Causative Classification of Ischemic Stroke by the Machine Learning Algorithm Random Forests

Jianan Wang, Xiaoxian Gong, Hongfang Chen, Wansi Zhong, Yi Chen, Ying Zhou, Wenhua Zhang, Yaode He, Min Lou, Jianan Wang, Xiaoxian Gong, Hongfang Chen, Wansi Zhong, Yi Chen, Ying Zhou, Wenhua Zhang, Yaode He, Min Lou

Abstract

Background: Prognosis, recurrence rate, and secondary prevention strategies differ by different etiologies in acute ischemic stroke. However, identifying its cause is challenging.

Objective: This study aimed to develop a model to identify the cause of stroke using machine learning (ML) methods and test its accuracy.

Methods: We retrospectively reviewed the data of patients who had determined etiology defined by the Trial of ORG 10172 in Acute Stroke Treatment (TOAST) from CASE-II (NCT04487340) to train and evaluate six ML models, namely, Random Forests (RF), Logistic Regression (LR), Extreme Gradient Boosting (XGBoost), K-Nearest Neighbor (KNN), Ada Boosting, Gradient Boosting Machine (GBM), for the detection of cardioembolism (CE), large-artery atherosclerosis (LAA), and small-artery occlusion (SAO). Between October 2016 and April 2020, patients were enrolled consecutively for algorithm development (phase one). Between June 2020 and December 2020, patients were enrolled consecutively in a test set for algorithm test (phase two). Area under the curve (AUC), precision, recall, accuracy, and F1 score were calculated for the prediction model.

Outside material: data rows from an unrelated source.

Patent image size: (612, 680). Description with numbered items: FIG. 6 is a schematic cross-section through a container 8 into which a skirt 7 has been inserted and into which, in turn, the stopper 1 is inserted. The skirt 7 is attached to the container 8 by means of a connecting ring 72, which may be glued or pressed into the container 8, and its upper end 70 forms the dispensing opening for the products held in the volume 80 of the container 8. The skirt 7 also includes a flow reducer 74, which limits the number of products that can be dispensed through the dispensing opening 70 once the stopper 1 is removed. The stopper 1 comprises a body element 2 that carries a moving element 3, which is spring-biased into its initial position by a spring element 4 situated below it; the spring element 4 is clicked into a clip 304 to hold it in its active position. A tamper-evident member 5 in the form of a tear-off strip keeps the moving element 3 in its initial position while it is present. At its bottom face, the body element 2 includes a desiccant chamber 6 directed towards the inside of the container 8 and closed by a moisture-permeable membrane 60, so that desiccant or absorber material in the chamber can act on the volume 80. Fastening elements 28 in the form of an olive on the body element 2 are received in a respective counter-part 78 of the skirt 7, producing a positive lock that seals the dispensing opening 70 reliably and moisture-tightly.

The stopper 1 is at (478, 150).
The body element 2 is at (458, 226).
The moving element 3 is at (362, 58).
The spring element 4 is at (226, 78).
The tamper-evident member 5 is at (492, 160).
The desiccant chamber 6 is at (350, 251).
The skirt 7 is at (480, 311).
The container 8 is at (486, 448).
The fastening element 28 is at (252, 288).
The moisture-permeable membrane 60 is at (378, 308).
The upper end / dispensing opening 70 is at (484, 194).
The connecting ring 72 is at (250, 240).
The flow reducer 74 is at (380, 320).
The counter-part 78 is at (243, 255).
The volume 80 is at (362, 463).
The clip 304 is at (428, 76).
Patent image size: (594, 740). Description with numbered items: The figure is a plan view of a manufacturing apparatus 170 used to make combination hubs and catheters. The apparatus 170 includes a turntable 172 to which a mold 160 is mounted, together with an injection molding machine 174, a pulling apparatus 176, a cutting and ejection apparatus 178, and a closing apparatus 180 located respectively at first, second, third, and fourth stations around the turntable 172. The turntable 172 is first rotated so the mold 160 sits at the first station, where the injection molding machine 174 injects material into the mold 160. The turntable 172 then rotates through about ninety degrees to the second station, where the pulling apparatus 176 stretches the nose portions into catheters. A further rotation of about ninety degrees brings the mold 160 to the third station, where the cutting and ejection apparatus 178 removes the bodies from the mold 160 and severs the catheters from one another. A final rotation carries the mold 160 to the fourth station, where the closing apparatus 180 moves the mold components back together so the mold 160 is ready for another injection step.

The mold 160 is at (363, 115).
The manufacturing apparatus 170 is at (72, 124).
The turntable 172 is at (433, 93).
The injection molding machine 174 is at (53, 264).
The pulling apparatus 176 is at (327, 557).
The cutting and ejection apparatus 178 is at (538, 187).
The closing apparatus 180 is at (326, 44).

Results: Finally, a total of 18,209 patients were enrolled in phase one, including 13,590 patients (i.e., 6,089 CE, 4,539 LAA, and 2,962 SAO) in the model, and a total of 3,688 patients were enrolled in phase two, including 3,070 patients (i.e., 1,103 CE, 1,269 LAA, and 698 SAO) in the model. Among the six models, the best models were RF, XGBoost, and GBM, and we chose the RF model as our final model. Based on the test set, the AUC values of the RF model to predict CE, LAA, and SAO were 0.981 (95%CI, 0.978-0.986), 0.919 (95%CI, 0.911-0.928), and 0.918 (95%CI, 0.908-0.927), respectively. The most important items to identify CE, LAA, and SAO were atrial fibrillation and degree of stenosis of intracranial arteries.

Conclusion: The proposed RF model could be a useful diagnostic tool to help neurologists categorize etiologies of stroke.

Clinical trial registration: [www.ClinicalTrials.gov], identifier [NCT01274117].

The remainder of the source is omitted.